Bei einem Blick in den Artikel sprangen Michael einige Schlüsselworte in die Augen:
 

'Griechin - Dozentin für Byzantinische Literatur an der Friedrich-Philipp-Universität Hohenheim - in den frühen Morgenstunden tot aufgefunden.'
 

Und plötzlich bildete sich ohne Michaels bewußtes Zutun die Gleichung: Griechin = Griechisch = sofia kai fronesis.
 

Die Frau - der Geist? - der ihm erschienen war, hieß nicht Sofia Kaifronesis, tatsächlich hatte sie sich als 'Weisheit und Vernunft' vorgestellt, diese junge griechische Philologin, der er wohl während des Trimesters mehrmals in der Woche auf den Fluren des Bischöflichen Palais über den Weg gelaufen war.
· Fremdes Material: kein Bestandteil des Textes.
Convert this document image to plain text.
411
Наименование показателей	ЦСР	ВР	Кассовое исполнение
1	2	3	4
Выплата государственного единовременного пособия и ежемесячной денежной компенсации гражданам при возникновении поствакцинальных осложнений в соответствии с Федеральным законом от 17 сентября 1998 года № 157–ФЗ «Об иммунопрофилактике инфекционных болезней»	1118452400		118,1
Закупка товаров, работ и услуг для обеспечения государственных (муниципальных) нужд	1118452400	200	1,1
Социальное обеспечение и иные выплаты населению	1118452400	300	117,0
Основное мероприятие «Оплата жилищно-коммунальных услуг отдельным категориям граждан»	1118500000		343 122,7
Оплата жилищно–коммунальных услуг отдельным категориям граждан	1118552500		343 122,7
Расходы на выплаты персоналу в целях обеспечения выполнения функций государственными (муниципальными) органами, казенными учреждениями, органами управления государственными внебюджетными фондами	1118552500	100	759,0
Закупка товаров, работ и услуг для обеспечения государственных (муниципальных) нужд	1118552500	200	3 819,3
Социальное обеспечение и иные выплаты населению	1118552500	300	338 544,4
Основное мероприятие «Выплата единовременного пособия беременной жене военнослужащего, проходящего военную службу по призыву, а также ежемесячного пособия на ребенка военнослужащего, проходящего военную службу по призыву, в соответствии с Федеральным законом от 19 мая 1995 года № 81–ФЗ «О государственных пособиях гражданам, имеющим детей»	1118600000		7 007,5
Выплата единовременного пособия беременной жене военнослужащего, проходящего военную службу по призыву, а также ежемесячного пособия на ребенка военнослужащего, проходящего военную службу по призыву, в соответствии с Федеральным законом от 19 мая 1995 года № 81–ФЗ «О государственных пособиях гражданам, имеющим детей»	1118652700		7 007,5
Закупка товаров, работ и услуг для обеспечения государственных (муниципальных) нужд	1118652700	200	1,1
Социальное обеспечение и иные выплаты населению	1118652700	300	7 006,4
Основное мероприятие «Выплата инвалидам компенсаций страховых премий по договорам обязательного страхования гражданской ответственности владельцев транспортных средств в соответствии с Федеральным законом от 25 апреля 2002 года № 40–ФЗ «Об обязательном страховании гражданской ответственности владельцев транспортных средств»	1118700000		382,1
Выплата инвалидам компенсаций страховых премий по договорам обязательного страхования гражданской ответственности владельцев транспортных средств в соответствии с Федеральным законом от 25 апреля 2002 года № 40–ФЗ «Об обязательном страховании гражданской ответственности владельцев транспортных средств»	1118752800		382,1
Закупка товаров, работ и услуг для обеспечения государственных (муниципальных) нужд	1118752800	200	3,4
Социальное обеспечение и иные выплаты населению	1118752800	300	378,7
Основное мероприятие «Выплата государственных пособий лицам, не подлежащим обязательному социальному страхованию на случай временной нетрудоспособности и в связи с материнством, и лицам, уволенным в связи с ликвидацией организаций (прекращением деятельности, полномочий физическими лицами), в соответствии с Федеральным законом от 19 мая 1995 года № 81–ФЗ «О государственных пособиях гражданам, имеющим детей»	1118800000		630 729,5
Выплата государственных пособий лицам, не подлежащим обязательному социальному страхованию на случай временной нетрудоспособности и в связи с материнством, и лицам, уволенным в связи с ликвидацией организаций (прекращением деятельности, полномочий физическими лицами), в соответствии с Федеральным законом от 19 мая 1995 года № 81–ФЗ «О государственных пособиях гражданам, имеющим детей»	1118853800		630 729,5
Deswegen war sie ihm also bekannt vorgekommen und er wunderte sich, warum ihm das nicht eher eingefallen war. Die Erkenntnis einer Geisterbegegnung versetzte seinen animalischen Trieben einen gehörigen Dämpfer, und Ashmodys Augen, die ihn durchdringend musterten, hatten in der hell erleuchteten Eingangshalle ihre elektrisierende Wirkung verloren. Michael war darüber etwas enttäuscht, aber andererseits auch beruhigt, ihre Nähe nun so gelassen ertragen zu können.
 

"Sie kannten die Frau also", bemerkte Ashmody leise.
 

"Nicht persönlich, zumindest nicht..." '...zu ihren Lebzeiten', war Michael versucht, zu ergänzen, aber das verkniff er sich. Ihm war nach Bewegung an frischer Luft.
 

"Am besten gehen wir hinten 'raus", erklärte Ashmody und zeigte auf ein Schild neben dem Zugang zur Bar, das den Weg 'Zur Promenade' wies.
 

Michael folgte seiner Fremdenführerin.